Friday, September 15, 2017

FBI Still Keeping Secrets on J.B. Stoner — Suspected Mastermind of 1963 Church Bombing in Birmingham That Killed 4 Girls



By Stuart Wexler

The conventional narrative for the tragedy that struck Birmingham a half century ago today is straightforward. On the morning of September 15, 1963, a bomb exploded at the 16th Street Baptist Church, wounding 22 parishioners and killing four young girls. The bombing conspirators escaped justice at the time because FBI Director J. Edgar Hoover feared that cooperating with local law enforcement would expose their sources and methods to a racist Birmingham police force, compromising the chance for a federal prosecution.

Years later, Alabama Attorney General William Baxley embarrassed the FBI in the press, eventually leading agents to share some of the files and helping convict one of the bombers, Robert “Dynamite Bob” Chambliss in 1977.
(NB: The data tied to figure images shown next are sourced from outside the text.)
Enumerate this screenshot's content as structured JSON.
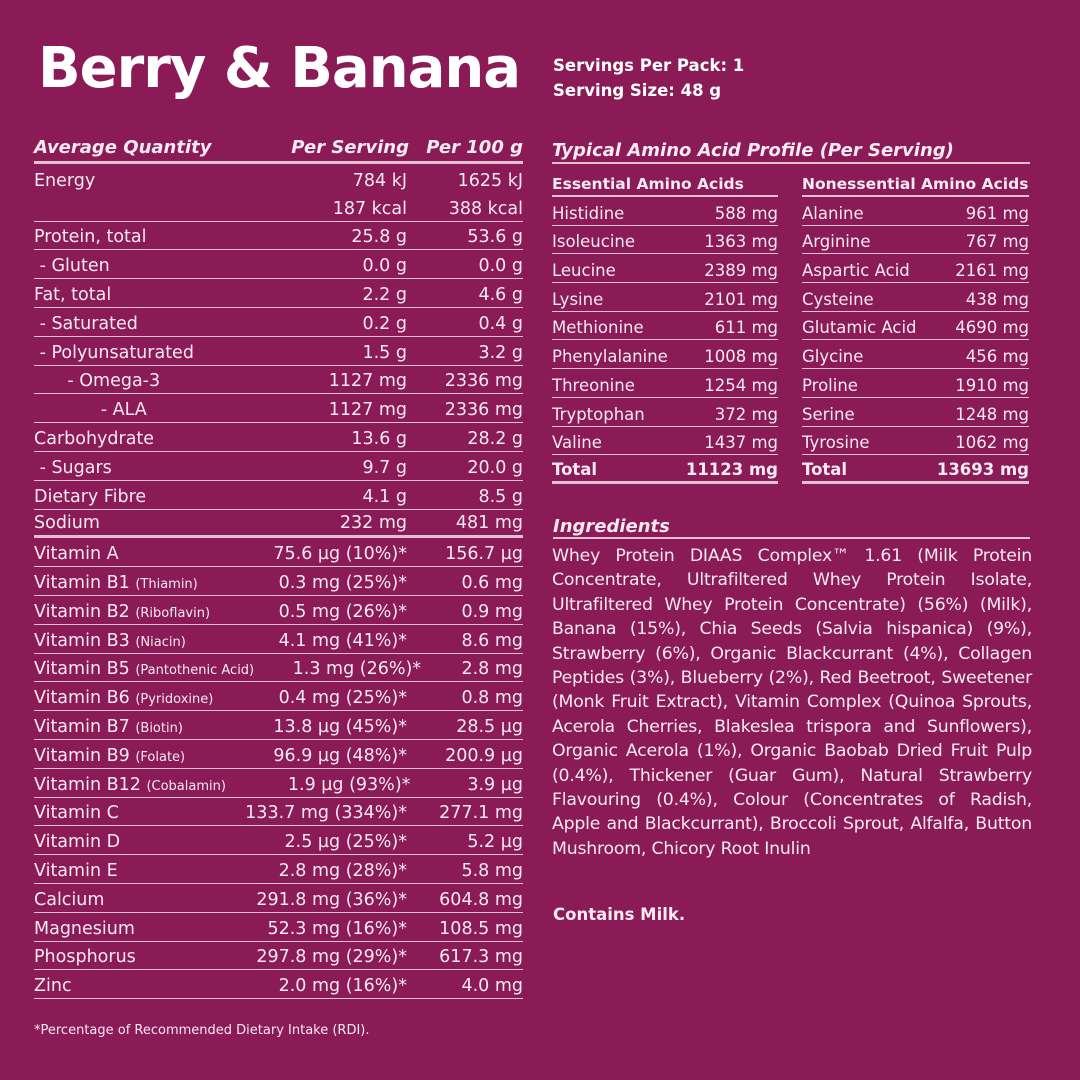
{
  "title": "Berry & Banana",
  "servings_per_pack": "Servings Per Pack: 1",
  "serving_size": "Serving Size: 48 g",
  "nutrition": {
    "headers": {
      "name": "Average Quantity",
      "per_serving": "Per Serving",
      "per_100g": "Per 100 g"
    },
    "rows": [
      {
        "name": "Energy",
        "note": "",
        "per_serving": "784 kJ",
        "per_100g": "1625 kJ",
        "style": "nob"
      },
      {
        "name": "",
        "note": "",
        "per_serving": "187 kcal",
        "per_100g": "388 kcal",
        "style": ""
      },
      {
        "name": "Protein, total",
        "note": "",
        "per_serving": "25.8 g",
        "per_100g": "53.6 g",
        "style": ""
      },
      {
        "name": " - Gluten",
        "note": "",
        "per_serving": "0.0 g",
        "per_100g": "0.0 g",
        "style": ""
      },
      {
        "name": "Fat, total",
        "note": "",
        "per_serving": "2.2 g",
        "per_100g": "4.6 g",
        "style": ""
      },
      {
        "name": " - Saturated",
        "note": "",
        "per_serving": "0.2 g",
        "per_100g": "0.4 g",
        "style": ""
      },
      {
        "name": " - Polyunsaturated",
        "note": "",
        "per_serving": "1.5 g",
        "per_100g": "3.2 g",
        "style": ""
      },
      {
        "name": "      - Omega-3",
        "note": "",
        "per_serving": "1127 mg",
        "per_100g": "2336 mg",
        "style": ""
      },
      {
        "name": "            - ALA",
        "note": "",
        "per_serving": "1127 mg",
        "per_100g": "2336 mg",
        "style": ""
      },
      {
        "name": "Carbohydrate",
        "note": "",
        "per_serving": "13.6 g",
        "per_100g": "28.2 g",
        "style": ""
      },
      {
        "name": " - Sugars",
        "note": "",
        "per_serving": "9.7 g",
        "per_100g": "20.0 g",
        "style": ""
      },
      {
        "name": "Dietary Fibre",
        "note": "",
        "per_serving": "4.1 g",
        "per_100g": "8.5 g",
        "style": ""
      },
      {
        "name": "Sodium",
        "note": "",
        "per_serving": "232 mg",
        "per_100g": "481 mg",
        "style": "thick"
      },
      {
        "name": "Vitamin A",
        "note": "",
        "per_serving": "75.6 µg (10%)*",
        "per_100g": "156.7 µg",
        "style": ""
      },
      {
        "name": "Vitamin B1",
        "note": "(Thiamin)",
        "per_serving": "0.3 mg (25%)*",
        "per_100g": "0.6 mg",
        "style": ""
      },
      {
        "name": "Vitamin B2",
        "note": "(Riboflavin)",
        "per_serving": "0.5 mg (26%)*",
        "per_100g": "0.9 mg",
        "style": ""
      },
      {
        "name": "Vitamin B3",
        "note": "(Niacin)",
        "per_serving": "4.1 mg (41%)*",
        "per_100g": "8.6 mg",
        "style": ""
      },
      {
        "name": "Vitamin B5",
        "note": "(Pantothenic Acid)",
        "per_serving": "1.3 mg (26%)*",
        "per_100g": "2.8 mg",
        "style": ""
      },
      {
        "name": "Vitamin B6",
        "note": "(Pyridoxine)",
        "per_serving": "0.4 mg (25%)*",
        "per_100g": "0.8 mg",
        "style": ""
      },
      {
        "name": "Vitamin B7",
        "note": "(Biotin)",
        "per_serving": "13.8 µg (45%)*",
        "per_100g": "28.5 µg",
        "style": ""
      },
      {
        "name": "Vitamin B9",
        "note": "(Folate)",
        "per_serving": "96.9 µg (48%)*",
        "per_100g": "200.9 µg",
        "style": ""
      },
      {
        "name": "Vitamin B12",
        "note": "(Cobalamin)",
        "per_serving": "1.9 µg (93%)*",
        "per_100g": "3.9 µg",
        "style": ""
      },
      {
        "name": "Vitamin C",
        "note": "",
        "per_serving": "133.7 mg (334%)*",
        "per_100g": "277.1 mg",
        "style": ""
      },
      {
        "name": "Vitamin D",
        "note": "",
        "per_serving": "2.5 µg (25%)*",
        "per_100g": "5.2 µg",
        "style": ""
      },
      {
        "name": "Vitamin E",
        "note": "",
        "per_serving": "2.8 mg (28%)*",
        "per_100g": "5.8 mg",
        "style": ""
      },
      {
        "name": "Calcium",
        "note": "",
        "per_serving": "291.8 mg (36%)*",
        "per_100g": "604.8 mg",
        "style": ""
      },
      {
        "name": "Magnesium",
        "note": "",
        "per_serving": "52.3 mg (16%)*",
        "per_100g": "108.5 mg",
        "style": ""
      },
      {
        "name": "Phosphorus",
        "note": "",
        "per_serving": "297.8 mg (29%)*",
        "per_100g": "617.3 mg",
        "style": ""
      },
      {
        "name": "Zinc",
        "note": "",
        "per_serving": "2.0 mg (16%)*",
        "per_100g": "4.0 mg",
        "style": ""
      }
    ],
    "footnote": "*Percentage of Recommended Dietary Intake (RDI)."
  },
  "amino": {
    "title": "Typical Amino Acid Profile (Per Serving)",
    "essential": {
      "heading": "Essential Amino Acids",
      "rows": [
        [
          "Histidine",
          "588 mg"
        ],
        [
          "Isoleucine",
          "1363 mg"
        ],
        [
          "Leucine",
          "2389 mg"
        ],
        [
          "Lysine",
          "2101 mg"
        ],
        [
          "Methionine",
          "611 mg"
        ],
        [
          "Phenylalanine",
          "1008 mg"
        ],
        [
          "Threonine",
          "1254 mg"
        ],
        [
          "Tryptophan",
          "372 mg"
        ],
        [
          "Valine",
          "1437 mg"
        ]
      ],
      "total": [
        "Total",
        "11123 mg"
      ]
    },
    "nonessential": {
      "heading": "Nonessential Amino Acids",
      "rows": [
        [
          "Alanine",
          "961 mg"
        ],
        [
          "Arginine",
          "767 mg"
        ],
        [
          "Aspartic Acid",
          "2161 mg"
        ],
        [
          "Cysteine",
          "438 mg"
        ],
        [
          "Glutamic Acid",
          "4690 mg"
        ],
        [
          "Glycine",
          "456 mg"
        ],
        [
          "Proline",
          "1910 mg"
        ],
        [
          "Serine",
          "1248 mg"
        ],
        [
          "Tyrosine",
          "1062 mg"
        ]
      ],
      "total": [
        "Total",
        "13693 mg"
      ]
    }
  },
  "ingredients": {
    "heading": "Ingredients",
    "text": "Whey Protein DIAAS Complex™ 1.61 (Milk Protein Concentrate, Ultrafiltered Whey Protein Isolate, Ultrafiltered Whey Protein Concentrate) (56%) (Milk), Banana (15%), Chia Seeds (Salvia hispanica) (9%), Strawberry (6%), Organic Blackcurrant (4%), Collagen Peptides (3%), Blueberry (2%), Red Beetroot, Sweetener (Monk Fruit Extract), Vitamin Complex (Quinoa Sprouts, Acerola Cherries, Blakeslea trispora and Sunflowers), Organic Acerola (1%), Organic Baobab Dried Fruit Pulp (0.4%), Thickener (Guar Gum), Natural Strawberry Flavouring (0.4%), Colour (Concentrates of Radish, Apple and Blackcurrant), Broccoli Sprout, Alfalfa, Button Mushroom, Chicory Root Inulin",
    "allergen": "Contains Milk."
  }
}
In the mid-1990s, the case was reopened, this time with the Feds leading the investigation. Tapes that Baxley never heard were used as evidence against two other conspirators, Tommy Blanton and Bobby Frank Cherry, who went to prison in the 2000s. It took 40 years, the story goes, but the case is now closed.

If only it were true. There is little doubt that the men who went to prison and their associates were guilty of the bombing, but newly obtained information suggests there is much more to the story.

It turns out the FBI has yet to reveal many of the documents regarding the white supremacist leader that authorities suspected masterminded the bombing, J.B. Stoner, despite him dying in 2005.

There were many reasons why Stoner became a suspect in the bombing. Stoner co-founded one of the most militant white supremacist organizations in the country, the National States Rights Party (NSRP), a group headquartered in Birmingham and connected to much of the violent pro-segregationist agitation in the city. Law enforcement officials suspected Stoner as having orchestrated a wave of coordinated bombings and attempted bombings against black and Jewish targets in the 1950s. This included the 1958 bombing of Birmingham civil rights activist Rev. Fred Shuttlesworth’s church — a bombing he was convicted of in 1980.

In 1963, Stoner was investigated in connection with several bombings, as the NSRP began to associate more and more with the violent Eastview Klavern number 13, whose members included Chambliss, Blanton and Cherry.

The FBI received reports that Stoner trained the Eastview group — who met secretly by a bridge near the Cahaba River — in bomb-making techniques. They also received information that Stoner met with Chambliss before and after the bombing. From the start, Stoner was a top suspect for both the Birmingham police and for the FBI.